今、どのマスコミを見ても、まさにTPPを巡る議論一色という様相を示していると言っていい。

とは言ってもそうした一連の報道を見ても(あるいは、読んでも)、TPPに参加したならば具体的な形でどのような「世界」がやってくるのか、なかなかイメージしにくいのではないだろうか。

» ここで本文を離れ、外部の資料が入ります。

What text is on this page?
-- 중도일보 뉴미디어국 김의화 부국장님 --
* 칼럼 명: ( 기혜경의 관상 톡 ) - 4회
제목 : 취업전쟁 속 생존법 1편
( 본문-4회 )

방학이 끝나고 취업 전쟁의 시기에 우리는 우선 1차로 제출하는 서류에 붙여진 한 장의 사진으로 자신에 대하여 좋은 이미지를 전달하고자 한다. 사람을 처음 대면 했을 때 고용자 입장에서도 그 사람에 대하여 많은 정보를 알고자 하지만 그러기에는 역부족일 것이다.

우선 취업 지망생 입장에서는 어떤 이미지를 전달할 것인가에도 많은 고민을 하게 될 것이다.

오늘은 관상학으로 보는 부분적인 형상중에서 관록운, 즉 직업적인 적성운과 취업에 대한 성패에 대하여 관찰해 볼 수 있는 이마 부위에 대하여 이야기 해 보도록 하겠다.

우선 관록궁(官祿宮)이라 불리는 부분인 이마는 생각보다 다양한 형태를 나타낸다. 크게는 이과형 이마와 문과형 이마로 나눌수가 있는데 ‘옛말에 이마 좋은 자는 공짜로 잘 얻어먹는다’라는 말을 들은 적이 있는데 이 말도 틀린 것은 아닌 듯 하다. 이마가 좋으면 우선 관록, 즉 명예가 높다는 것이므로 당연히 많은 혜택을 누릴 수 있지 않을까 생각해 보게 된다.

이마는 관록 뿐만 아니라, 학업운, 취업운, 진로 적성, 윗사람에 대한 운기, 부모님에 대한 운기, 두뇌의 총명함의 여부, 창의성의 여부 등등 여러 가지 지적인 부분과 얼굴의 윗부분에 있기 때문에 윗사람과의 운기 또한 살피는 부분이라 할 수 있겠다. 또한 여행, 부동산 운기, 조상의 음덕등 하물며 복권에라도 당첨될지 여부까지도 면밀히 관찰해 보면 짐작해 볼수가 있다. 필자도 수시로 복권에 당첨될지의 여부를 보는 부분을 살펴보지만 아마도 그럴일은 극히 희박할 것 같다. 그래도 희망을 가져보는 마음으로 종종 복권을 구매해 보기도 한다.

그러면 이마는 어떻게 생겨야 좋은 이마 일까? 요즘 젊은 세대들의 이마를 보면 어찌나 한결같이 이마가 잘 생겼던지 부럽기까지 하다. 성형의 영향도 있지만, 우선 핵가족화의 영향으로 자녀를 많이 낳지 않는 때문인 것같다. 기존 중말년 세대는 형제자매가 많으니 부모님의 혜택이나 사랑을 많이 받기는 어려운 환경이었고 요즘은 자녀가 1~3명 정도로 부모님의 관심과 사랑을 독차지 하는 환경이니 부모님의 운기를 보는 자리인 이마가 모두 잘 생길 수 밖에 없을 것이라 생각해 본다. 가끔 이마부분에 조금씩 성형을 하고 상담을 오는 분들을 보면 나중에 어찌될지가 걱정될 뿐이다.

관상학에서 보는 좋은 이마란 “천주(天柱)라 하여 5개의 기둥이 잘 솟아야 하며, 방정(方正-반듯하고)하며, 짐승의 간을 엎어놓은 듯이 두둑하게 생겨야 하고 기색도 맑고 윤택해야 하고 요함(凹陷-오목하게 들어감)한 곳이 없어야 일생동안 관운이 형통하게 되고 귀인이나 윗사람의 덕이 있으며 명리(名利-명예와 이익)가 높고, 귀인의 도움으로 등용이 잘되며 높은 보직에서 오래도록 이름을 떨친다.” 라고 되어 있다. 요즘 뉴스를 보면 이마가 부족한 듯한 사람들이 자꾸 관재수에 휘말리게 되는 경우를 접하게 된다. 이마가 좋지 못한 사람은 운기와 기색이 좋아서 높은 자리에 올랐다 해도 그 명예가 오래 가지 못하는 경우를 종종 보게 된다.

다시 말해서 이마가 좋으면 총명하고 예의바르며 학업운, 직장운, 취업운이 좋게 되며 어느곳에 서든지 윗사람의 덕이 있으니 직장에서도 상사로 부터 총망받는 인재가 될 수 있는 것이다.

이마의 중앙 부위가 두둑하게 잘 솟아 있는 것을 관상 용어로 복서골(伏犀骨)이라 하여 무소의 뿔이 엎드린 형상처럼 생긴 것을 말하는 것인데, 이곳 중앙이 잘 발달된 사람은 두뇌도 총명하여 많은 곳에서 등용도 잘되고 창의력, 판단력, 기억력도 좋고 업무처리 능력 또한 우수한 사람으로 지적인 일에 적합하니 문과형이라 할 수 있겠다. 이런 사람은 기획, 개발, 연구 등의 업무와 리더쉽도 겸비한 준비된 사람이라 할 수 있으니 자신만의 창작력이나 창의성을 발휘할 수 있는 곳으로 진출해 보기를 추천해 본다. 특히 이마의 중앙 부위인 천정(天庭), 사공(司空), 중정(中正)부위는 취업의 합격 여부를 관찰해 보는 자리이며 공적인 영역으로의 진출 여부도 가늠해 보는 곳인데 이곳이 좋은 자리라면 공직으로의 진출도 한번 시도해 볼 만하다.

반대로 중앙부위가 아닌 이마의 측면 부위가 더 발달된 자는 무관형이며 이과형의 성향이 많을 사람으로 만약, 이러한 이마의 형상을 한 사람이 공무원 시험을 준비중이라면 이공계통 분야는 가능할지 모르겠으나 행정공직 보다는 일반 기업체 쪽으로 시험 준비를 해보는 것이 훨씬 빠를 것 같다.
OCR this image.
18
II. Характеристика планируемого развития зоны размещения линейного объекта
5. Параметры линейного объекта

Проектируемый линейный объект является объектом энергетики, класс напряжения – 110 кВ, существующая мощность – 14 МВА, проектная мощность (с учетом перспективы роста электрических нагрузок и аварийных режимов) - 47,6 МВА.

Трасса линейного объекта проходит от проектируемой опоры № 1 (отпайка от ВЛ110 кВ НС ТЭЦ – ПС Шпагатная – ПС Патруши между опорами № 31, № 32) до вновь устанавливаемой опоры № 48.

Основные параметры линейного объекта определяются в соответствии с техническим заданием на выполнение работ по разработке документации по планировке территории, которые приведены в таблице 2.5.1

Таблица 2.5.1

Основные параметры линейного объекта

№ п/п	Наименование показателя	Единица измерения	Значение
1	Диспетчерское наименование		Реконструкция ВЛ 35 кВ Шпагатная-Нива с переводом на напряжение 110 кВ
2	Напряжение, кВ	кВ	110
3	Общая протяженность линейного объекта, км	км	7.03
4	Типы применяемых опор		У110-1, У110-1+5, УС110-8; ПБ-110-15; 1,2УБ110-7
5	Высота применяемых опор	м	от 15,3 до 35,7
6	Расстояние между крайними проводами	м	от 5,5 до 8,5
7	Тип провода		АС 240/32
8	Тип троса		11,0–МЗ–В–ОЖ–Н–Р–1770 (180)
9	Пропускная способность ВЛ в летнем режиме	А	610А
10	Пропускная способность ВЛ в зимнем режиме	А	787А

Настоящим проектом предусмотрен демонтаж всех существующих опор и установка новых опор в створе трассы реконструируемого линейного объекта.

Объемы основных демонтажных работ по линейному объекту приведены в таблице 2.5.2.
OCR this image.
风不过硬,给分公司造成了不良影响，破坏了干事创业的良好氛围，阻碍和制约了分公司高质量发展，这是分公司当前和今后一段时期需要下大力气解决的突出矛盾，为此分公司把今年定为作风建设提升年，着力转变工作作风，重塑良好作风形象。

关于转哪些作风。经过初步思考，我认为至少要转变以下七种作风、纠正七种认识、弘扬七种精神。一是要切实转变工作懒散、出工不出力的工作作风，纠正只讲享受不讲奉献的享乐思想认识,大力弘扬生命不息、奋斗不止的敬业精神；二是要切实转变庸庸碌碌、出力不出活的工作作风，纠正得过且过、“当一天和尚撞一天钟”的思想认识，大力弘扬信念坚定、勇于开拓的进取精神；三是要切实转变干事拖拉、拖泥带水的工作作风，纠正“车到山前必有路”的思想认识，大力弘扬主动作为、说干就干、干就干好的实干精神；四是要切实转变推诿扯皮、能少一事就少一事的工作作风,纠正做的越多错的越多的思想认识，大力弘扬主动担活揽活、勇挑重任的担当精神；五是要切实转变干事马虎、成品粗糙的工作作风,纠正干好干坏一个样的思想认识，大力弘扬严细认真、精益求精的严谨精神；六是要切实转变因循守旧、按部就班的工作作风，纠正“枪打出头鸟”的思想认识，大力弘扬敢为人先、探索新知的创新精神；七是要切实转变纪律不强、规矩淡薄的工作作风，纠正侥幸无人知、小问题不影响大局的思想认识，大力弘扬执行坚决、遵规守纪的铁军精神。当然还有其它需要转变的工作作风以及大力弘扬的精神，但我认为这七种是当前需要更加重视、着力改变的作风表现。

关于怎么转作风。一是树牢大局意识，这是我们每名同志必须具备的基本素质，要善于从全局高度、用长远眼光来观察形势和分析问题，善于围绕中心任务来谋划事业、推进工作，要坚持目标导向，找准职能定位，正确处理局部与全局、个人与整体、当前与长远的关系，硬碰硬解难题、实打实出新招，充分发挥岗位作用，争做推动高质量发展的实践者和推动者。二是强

かく言う私も同様だ。

たとえば農業分野一つとってみても、TPP参加後のとらえ方は、まさに百花繚乱だと言える。

そして極論と極論がぶつかり合って、具体的には「TPPに参加したならば、日本の農業は壊滅する」、「否、そんなことにはならない」といったように、一連の議論は全くの平行線をたどっているのが実情だ。

そしてそれゆえに、TPPを巡る議論はある種の「仮定の仮定の話」となってしまって、全くの不毛の議論となってしまっているのだ。

某テレビ局のプロデューサーが言う、
「TPP問題を番組で扱っても、悲しいかな数字(視聴率)が全く来ない」

こうした物言いから伺えるように、どうやら視聴者(そしてそれは「国民」と言い換えてもいいのだろうが)は、TPPに対する興味・関心を急速に失いつつあると言っていい。

テレビはある意味で非常に冷酷だ。数字(視聴率)の取れないテーマは、一気に扱わなくなる。今後、テレビの画面からはTPP問題は消えていくことになるだろう。

しかしそれもやむおえない話なのかもしれない。むしろいつまでたっても結論のでない堂々巡りの議論を見せられている国民の方こそたまったものではないだろう。

とは言え、少々うがった見方をするならば、野田首相はまさにそうした状況になることを狙っていたのではないだろうか。

TPPを巡って、とにかく具体的な方向性は全面的に回避する、と。そうすれば、ある種の憶測に満ちた主張も含めて一連の議論は大混乱に陥るはずだ。

そのことこそ、野田首相が望んだ状況だったのではないか。そうした大混乱の中で、着々と既成事実だけを積み上げていく。

案外、野田首相は相当にしたたかな人物かもしれない。